Mit der Umgruppierung der Blindenführhunde in die Produktgruppe 07- Blindnehilfsmittel, wurde die bisherige Anforderung an eine Gespannprüfung bestätigt. D.h. die Gespannprüfung ist laut Hilfsmittelkatalog am ende jeder Einweisung durchzuführen und bildet somit den Abschluss der Versorgung. 

Leider scheint hierbei der einstige Gedanke zu überprüfen, ob eine blinde bzw. sehbehinderte Person durch die Einweisung in der Lage ist einen Führhund gut zu versorgen und zielführend zu nutzen, schon lange nicht mehr Hintergrund dieser Prüfung zu sein. Viele unserer Mitglieder und viele unserer Klienten berichten uns zunehmend von missglückten Prüfungsdurchführungen.

Bei genauerer Betrachtung der Rechtslage wird schnell klar, dass eine Abnahmeprüfunng für ein Hilfsmittel nicht zulässig sein kann. Kein Rollstuhlfaher muss sich prüfen lassen, wie er mit seinen Rollstuhl umgehen kann. Keine blinde Person muss am Ende einer O & M Schulung eine Prüfung ablegen, in der sie zeigt wo und wie sie seinen Langstock einsetzt.

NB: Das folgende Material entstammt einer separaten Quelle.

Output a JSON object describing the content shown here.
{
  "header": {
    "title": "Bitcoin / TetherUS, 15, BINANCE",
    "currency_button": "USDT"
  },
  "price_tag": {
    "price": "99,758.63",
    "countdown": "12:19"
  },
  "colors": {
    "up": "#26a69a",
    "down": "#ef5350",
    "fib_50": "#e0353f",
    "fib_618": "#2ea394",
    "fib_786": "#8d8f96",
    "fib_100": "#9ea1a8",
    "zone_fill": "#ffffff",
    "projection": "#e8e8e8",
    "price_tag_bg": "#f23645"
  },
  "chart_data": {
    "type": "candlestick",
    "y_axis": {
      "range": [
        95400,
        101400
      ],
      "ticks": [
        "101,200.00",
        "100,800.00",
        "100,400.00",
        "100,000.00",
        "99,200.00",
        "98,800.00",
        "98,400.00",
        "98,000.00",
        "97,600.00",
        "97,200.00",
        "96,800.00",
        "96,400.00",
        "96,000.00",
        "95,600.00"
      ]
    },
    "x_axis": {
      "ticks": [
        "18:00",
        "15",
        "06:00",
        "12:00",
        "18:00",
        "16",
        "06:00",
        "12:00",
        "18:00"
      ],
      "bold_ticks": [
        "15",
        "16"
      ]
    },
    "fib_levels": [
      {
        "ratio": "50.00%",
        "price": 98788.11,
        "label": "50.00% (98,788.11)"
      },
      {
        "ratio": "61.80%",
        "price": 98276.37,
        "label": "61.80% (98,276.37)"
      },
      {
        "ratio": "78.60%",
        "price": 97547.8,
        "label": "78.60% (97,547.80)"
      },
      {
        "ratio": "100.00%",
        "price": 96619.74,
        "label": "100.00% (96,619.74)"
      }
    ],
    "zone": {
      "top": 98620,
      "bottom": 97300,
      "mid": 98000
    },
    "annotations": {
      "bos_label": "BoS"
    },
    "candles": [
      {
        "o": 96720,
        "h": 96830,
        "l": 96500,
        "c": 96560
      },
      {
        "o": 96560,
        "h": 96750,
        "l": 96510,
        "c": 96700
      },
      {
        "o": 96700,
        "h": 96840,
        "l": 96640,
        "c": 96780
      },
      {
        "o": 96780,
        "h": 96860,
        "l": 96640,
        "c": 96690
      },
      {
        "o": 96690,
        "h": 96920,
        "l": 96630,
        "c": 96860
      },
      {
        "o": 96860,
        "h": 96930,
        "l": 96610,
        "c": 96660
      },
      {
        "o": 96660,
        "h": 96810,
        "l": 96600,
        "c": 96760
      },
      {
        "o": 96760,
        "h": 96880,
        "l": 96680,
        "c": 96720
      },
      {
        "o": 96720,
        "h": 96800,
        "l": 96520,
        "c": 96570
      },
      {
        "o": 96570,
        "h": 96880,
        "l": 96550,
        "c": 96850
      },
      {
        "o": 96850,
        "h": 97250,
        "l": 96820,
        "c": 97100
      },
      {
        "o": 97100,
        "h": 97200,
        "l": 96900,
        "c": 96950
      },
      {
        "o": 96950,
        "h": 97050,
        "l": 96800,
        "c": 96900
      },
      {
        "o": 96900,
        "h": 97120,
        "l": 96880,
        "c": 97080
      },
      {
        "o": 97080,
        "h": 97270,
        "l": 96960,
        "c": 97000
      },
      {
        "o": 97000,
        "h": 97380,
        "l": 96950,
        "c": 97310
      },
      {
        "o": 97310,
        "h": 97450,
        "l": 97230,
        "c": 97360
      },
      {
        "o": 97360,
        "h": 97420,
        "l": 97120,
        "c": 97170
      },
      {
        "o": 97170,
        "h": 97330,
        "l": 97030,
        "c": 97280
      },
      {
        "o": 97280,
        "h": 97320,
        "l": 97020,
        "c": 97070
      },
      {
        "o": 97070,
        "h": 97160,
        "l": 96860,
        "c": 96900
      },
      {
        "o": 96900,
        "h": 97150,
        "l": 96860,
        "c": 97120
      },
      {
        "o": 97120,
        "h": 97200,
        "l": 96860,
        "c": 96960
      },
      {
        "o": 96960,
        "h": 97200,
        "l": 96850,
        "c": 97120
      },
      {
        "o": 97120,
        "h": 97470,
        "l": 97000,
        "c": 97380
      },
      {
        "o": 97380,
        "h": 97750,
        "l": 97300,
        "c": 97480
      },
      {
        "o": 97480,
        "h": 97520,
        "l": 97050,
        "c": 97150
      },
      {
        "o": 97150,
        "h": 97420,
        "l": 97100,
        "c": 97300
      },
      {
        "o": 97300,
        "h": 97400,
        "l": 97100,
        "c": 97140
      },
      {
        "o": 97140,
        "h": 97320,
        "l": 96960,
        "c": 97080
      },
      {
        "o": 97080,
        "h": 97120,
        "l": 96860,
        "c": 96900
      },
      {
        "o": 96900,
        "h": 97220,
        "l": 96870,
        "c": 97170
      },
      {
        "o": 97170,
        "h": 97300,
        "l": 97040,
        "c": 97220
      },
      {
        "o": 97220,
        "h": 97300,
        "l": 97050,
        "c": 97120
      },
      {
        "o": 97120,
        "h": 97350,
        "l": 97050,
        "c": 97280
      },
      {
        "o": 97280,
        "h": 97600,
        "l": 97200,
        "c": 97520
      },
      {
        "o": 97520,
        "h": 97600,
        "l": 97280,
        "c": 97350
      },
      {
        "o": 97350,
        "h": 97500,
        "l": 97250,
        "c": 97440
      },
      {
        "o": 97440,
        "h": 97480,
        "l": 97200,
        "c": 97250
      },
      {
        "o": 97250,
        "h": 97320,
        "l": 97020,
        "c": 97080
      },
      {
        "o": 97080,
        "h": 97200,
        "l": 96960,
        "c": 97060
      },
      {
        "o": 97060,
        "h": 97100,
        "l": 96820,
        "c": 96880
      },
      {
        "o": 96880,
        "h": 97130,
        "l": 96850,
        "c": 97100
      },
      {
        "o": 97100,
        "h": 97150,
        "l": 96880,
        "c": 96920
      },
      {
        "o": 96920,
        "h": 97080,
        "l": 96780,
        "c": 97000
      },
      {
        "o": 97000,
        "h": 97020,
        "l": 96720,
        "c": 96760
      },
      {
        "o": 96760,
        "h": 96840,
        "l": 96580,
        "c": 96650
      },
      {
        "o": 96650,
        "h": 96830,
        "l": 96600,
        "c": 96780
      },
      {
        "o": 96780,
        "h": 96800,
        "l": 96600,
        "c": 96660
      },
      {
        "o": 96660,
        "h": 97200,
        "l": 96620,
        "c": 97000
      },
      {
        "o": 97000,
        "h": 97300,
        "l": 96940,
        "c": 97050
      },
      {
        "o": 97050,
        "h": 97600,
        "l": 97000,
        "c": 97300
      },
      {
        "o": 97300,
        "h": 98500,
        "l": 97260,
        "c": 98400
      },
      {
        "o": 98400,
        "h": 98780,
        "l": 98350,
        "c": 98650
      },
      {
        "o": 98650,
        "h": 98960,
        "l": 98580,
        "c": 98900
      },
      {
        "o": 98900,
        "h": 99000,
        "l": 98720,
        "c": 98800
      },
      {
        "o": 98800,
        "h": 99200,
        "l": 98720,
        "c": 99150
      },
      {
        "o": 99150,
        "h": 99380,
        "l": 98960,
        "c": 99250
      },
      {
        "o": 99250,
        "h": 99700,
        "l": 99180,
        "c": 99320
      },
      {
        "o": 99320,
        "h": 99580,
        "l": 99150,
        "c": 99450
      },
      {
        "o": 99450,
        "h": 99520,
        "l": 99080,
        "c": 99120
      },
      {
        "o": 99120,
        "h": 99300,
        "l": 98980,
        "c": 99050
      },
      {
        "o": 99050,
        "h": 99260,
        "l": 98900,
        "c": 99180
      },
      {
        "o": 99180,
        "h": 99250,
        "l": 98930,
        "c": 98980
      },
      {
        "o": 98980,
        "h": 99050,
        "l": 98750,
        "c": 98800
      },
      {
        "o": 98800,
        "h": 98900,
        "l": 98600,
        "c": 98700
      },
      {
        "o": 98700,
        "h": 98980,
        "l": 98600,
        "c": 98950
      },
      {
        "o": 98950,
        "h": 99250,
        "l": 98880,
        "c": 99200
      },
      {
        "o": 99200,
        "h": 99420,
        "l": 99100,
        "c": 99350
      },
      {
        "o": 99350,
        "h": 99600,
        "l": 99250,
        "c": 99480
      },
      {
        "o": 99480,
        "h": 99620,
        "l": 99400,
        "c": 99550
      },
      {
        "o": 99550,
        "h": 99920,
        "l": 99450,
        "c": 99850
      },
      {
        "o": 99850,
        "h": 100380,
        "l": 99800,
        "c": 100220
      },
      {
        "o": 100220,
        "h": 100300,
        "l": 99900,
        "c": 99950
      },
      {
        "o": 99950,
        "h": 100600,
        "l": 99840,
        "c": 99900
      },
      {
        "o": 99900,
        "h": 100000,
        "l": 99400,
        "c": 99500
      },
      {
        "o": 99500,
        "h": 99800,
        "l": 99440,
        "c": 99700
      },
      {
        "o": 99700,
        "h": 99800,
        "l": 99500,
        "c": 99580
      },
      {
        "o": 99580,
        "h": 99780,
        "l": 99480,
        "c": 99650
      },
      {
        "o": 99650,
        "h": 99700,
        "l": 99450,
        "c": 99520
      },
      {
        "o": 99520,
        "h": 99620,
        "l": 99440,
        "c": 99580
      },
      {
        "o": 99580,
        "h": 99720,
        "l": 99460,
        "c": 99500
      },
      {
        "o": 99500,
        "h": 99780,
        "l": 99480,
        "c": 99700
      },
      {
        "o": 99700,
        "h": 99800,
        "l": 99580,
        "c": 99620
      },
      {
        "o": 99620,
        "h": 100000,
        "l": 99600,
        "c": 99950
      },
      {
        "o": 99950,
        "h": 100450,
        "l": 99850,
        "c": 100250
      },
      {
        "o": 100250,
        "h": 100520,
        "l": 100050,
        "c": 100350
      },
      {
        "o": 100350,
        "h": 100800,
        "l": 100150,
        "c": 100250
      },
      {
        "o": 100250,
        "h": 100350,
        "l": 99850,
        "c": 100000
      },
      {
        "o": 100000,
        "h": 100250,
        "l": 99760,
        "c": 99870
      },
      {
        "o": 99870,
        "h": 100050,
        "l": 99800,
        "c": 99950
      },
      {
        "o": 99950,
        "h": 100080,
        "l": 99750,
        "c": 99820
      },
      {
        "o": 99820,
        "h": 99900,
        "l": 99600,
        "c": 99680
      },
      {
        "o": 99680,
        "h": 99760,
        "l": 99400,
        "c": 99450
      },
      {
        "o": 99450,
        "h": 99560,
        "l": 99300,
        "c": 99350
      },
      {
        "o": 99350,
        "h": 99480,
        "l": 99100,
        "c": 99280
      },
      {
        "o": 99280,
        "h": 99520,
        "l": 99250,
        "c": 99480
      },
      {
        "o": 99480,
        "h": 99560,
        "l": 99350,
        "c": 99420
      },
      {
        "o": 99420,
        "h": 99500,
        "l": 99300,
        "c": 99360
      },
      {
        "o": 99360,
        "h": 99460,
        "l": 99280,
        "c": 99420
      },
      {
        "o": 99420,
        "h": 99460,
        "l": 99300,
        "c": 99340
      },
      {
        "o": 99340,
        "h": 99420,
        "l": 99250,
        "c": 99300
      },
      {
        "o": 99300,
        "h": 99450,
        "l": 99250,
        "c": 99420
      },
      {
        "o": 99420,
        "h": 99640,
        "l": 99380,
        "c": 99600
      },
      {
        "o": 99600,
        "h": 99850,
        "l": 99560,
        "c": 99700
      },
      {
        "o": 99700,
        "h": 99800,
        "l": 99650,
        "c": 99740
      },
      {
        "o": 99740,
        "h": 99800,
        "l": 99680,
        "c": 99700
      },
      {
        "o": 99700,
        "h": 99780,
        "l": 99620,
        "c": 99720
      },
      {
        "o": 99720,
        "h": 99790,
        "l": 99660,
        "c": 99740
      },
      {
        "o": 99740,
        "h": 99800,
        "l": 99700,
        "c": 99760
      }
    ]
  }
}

Wir sind der Meinung, wie viele unserer Klienten auch, dass es an der Zeit ist umzudenken. Ein Führhundhalter ist durchaus in der Lage, am Ende einer Einweisung zu erkennen ob von einer erfolgreichen Hilfsmittelversorgung gesprochen werden darf. 

Eine Hilfsmittelversorgung darf neben der medizinischen Notwendigkeit nur unter einer Bedingung gegenüber dem Versicherten stehen, sich nämlich im Gebrauch des Hilfsmittel einweisen zu lassen.
Die beschriebene Gespannprüfung stellt eine unzumutbare, weitere Bedingung dar.
 
Die Überprüfung der Qualität des Hilfsmittels Blindenführhund ist nach unserer Auffassung unbedingt an anderer (vorgelagerter) Stelle anzusiedeln.

 

Selbstverständlich steht es Krankenkassen zu sich mit ihrem ausführenden Organ, dem MDK, vom ordnungsgemäßen Zustand des Hilfsmittels zu überzeugen. Allerdings erst nach erfolgter Übergabe. Auch hier gibt das Gesetz klare Vorgaben.

 

Wir wünschen uns für die Zukunft geprfüfte Führhundschulen mit guten Führhunden und Versorgungen ohne stress für die Versicherten.